New State Representative Keeping Busy in Hartford

Christopher Kipp


On November 8th, New Milford elected  William “Billy” Buckbee to the seat of the 67th District in the Connecticut House of Representatives.

Although it is Buckbee’s first term, he is no stranger to the town. A fourth-generation citizen of New Milford, William Buckbee graduated from New Milford High School and has served as a youth sports coach, director of the town’s Harrybrooke Park, Justice of the Peace, and has held positions on New Milford’s Sewer Commission and Homeless Shelter Coalition.

Now at the state capital, Buckbee serves on the legislature’s Children’s, Commerce, and Internship Committees. Recently he gained attention by introducing his first bill, which would require the state to extend commuter rail service to New Milford from where it currently ends in Danbury. New Milford ended passenger service in the 1970s, and the railway station, built in the 1800s, currently houses the town’s Chamber of Commerce.

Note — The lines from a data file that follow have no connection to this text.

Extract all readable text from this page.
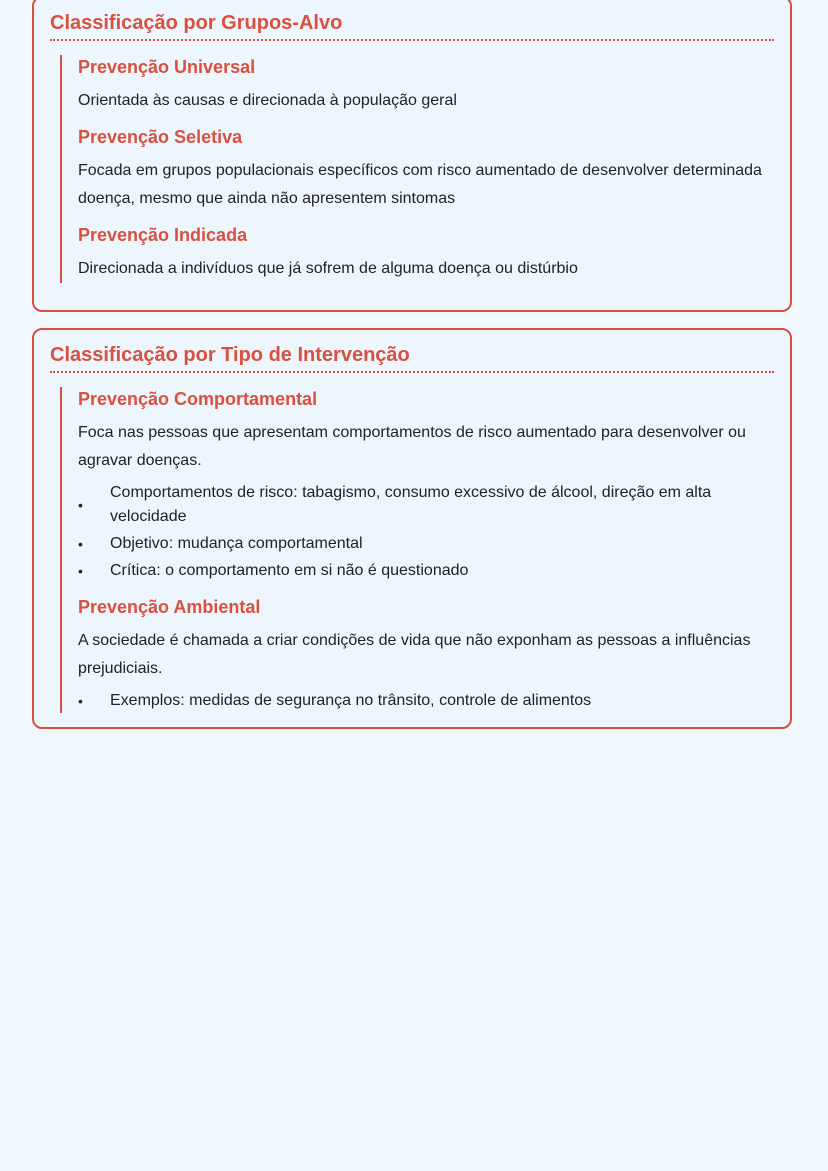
Classificação por Grupos-Alvo
Prevenção Universal

Orientada às causas e direcionada à população geral

Prevenção Seletiva

Focada em grupos populacionais específicos com risco aumentado de desenvolver determinada doença, mesmo que ainda não apresentem sintomas

Prevenção Indicada

Direcionada a indivíduos que já sofrem de alguma doença ou distúrbio

Classificação por Tipo de Intervenção
Prevenção Comportamental

Foca nas pessoas que apresentam comportamentos de risco aumentado para desenvolver ou agravar doenças.

•
Comportamentos de risco: tabagismo, consumo excessivo de álcool, direção em alta velocidade
• Objetivo: mudança comportamental
• Crítica: o comportamento em si não é questionado
Prevenção Ambiental

A sociedade é chamada a criar condições de vida que não exponham as pessoas a influências prejudiciais.

• Exemplos: medidas de segurança no trânsito, controle de alimentos
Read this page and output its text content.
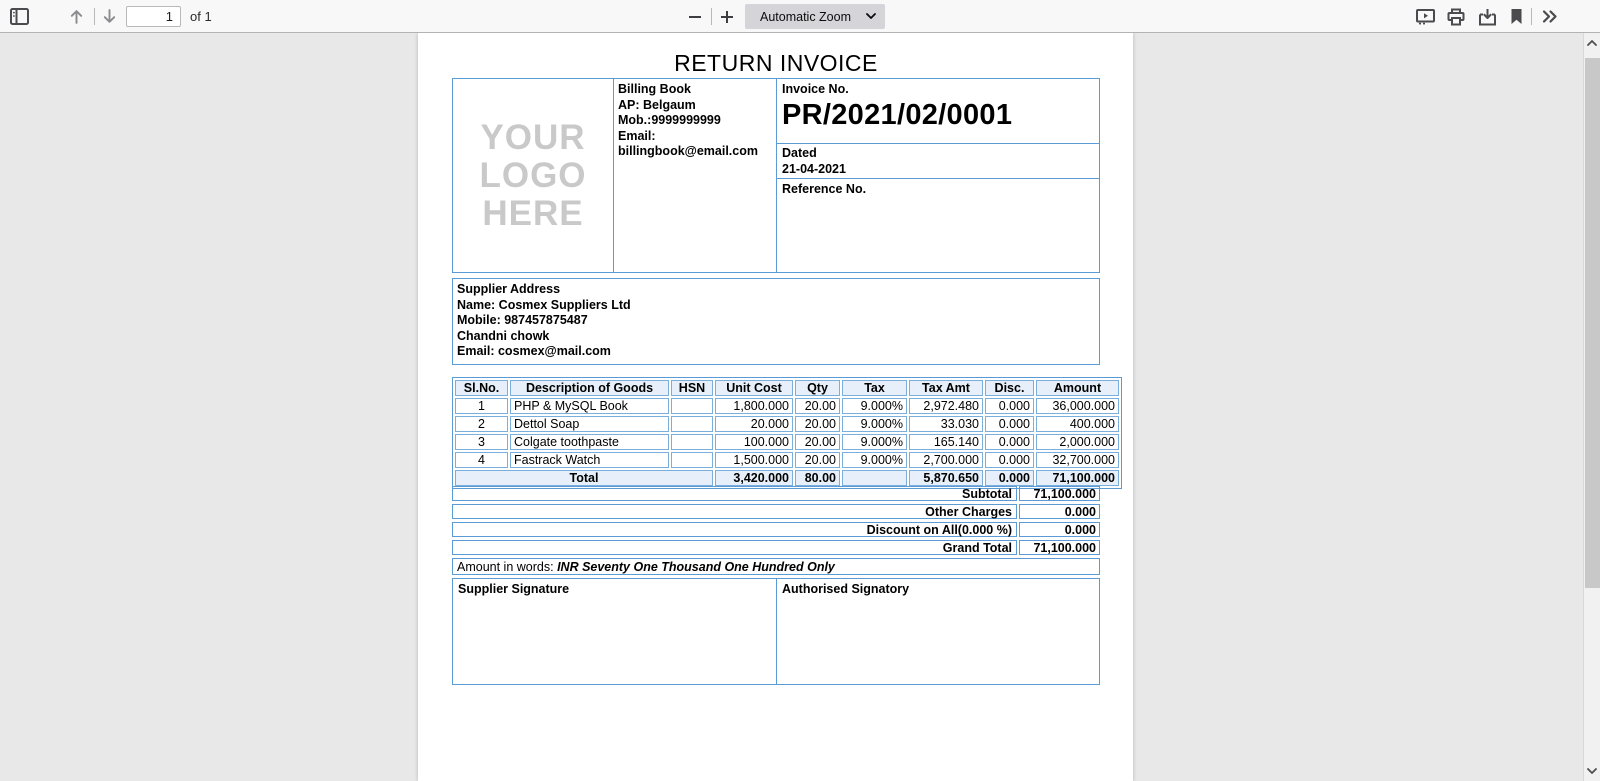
1
of 1	Automatic Zoom
RETURN INVOICE
YOUR
LOGO
HERE
Billing Book
AP: Belgaum
Mob.:9999999999
Email:
billingbook@email.com
Invoice No.
PR/2021/02/0001
Dated
21-04-2021
Reference No.
Supplier Address
Name: Cosmex Suppliers Ltd
Mobile: 987457875487
Chandni chowk
Email: cosmex@mail.com
Sl.No.	Description of Goods	HSN	Unit Cost	Qty	Tax	Tax Amt	Disc.	Amount
1	PHP & MySQL Book		1,800.000	20.00	9.000%	2,972.480	0.000	36,000.000
2	Dettol Soap		20.000	20.00	9.000%	33.030	0.000	400.000
3	Colgate toothpaste		100.000	20.00	9.000%	165.140	0.000	2,000.000
4	Fastrack Watch		1,500.000	20.00	9.000%	2,700.000	0.000	32,700.000
Total			3,420.000	80.00		5,870.650	0.000	71,100.000
Subtotal	71,100.000
Other Charges	0.000
Discount on All(0.000 %)	0.000
Grand Total	71,100.000
Amount in words: INR Seventy One Thousand One Hundred Only
Supplier Signature	Authorised Signatory
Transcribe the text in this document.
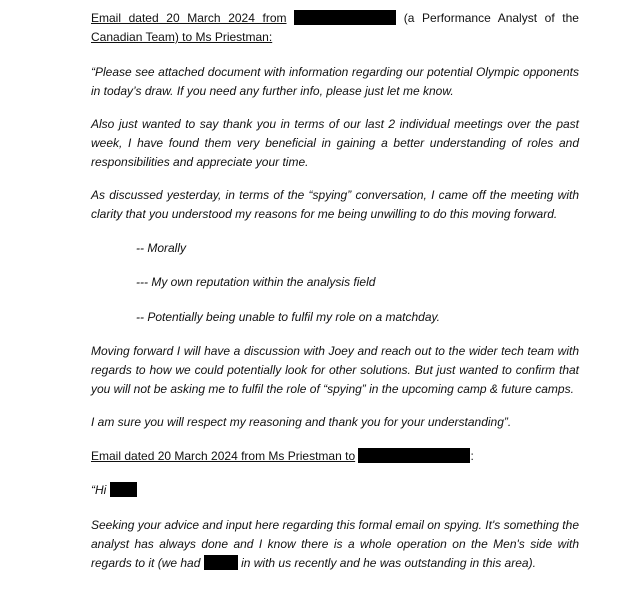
Email dated 20 March 2024 from	(a Performance Analyst of the Canadian Team) to Ms Priestman:

“Please see attached document with information regarding our potential Olympic opponents in today’s draw. If you need any further info, please just let me know.

Also just wanted to say thank you in terms of our last 2 individual meetings over the past week, I have found them very beneficial in gaining a better understanding of roles and responsibilities and appreciate your time.

As discussed yesterday, in terms of the “spying” conversation, I came off the meeting with clarity that you understood my reasons for me being unwilling to do this moving forward.

-- Morally

--- My own reputation within the analysis field

-- Potentially being unable to fulfil my role on a matchday.

Moving forward I will have a discussion with Joey and reach out to the wider tech team with regards to how we could potentially look for other solutions. But just wanted to confirm that you will not be asking me to fulfil the role of “spying” in the upcoming camp & future camps.

I am sure you will respect my reasoning and thank you for your understanding”.

Email dated 20 March 2024 from Ms Priestman to	:

“Hi

Seeking your advice and input here regarding this formal email on spying. It's something the analyst has always done and I know there is a whole operation on the Men's side with regards to it (we had	in with us recently and he was outstanding in this area).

The extension was included in Governor Dannel Malloy’s 30-year transportation plan, but high costs have cast uncertainty on the proposal.

Representative Buckbee and New Milford Mayor David Gronbach both point out that the project would boost downtown businesses, alleviate traffic on Route 7, and link the town to New York City, attracting more homebuyers. The cost is estimated to be $450 million, which Buckbee hopes will come from the state’s commuter rail fund.

While this is obviously the most well known of Buckbee’s bills, the new representative has  also proposed bills that would have district schools buy local produce, remove the $30 fee for having “Veteran” printed on identification, and provide a tax break for hospitals that offer extra services to opioid abusers, introduced because of the town’s heroin dilemma.

Thus far Mr. Buckbee says he has been most surprised by the amount of cooperation he has seen in his brief time in Hartford, even across party lines believe it or not.  

Buckbee’s term will last two years before he will be up for midterm elections in 2018.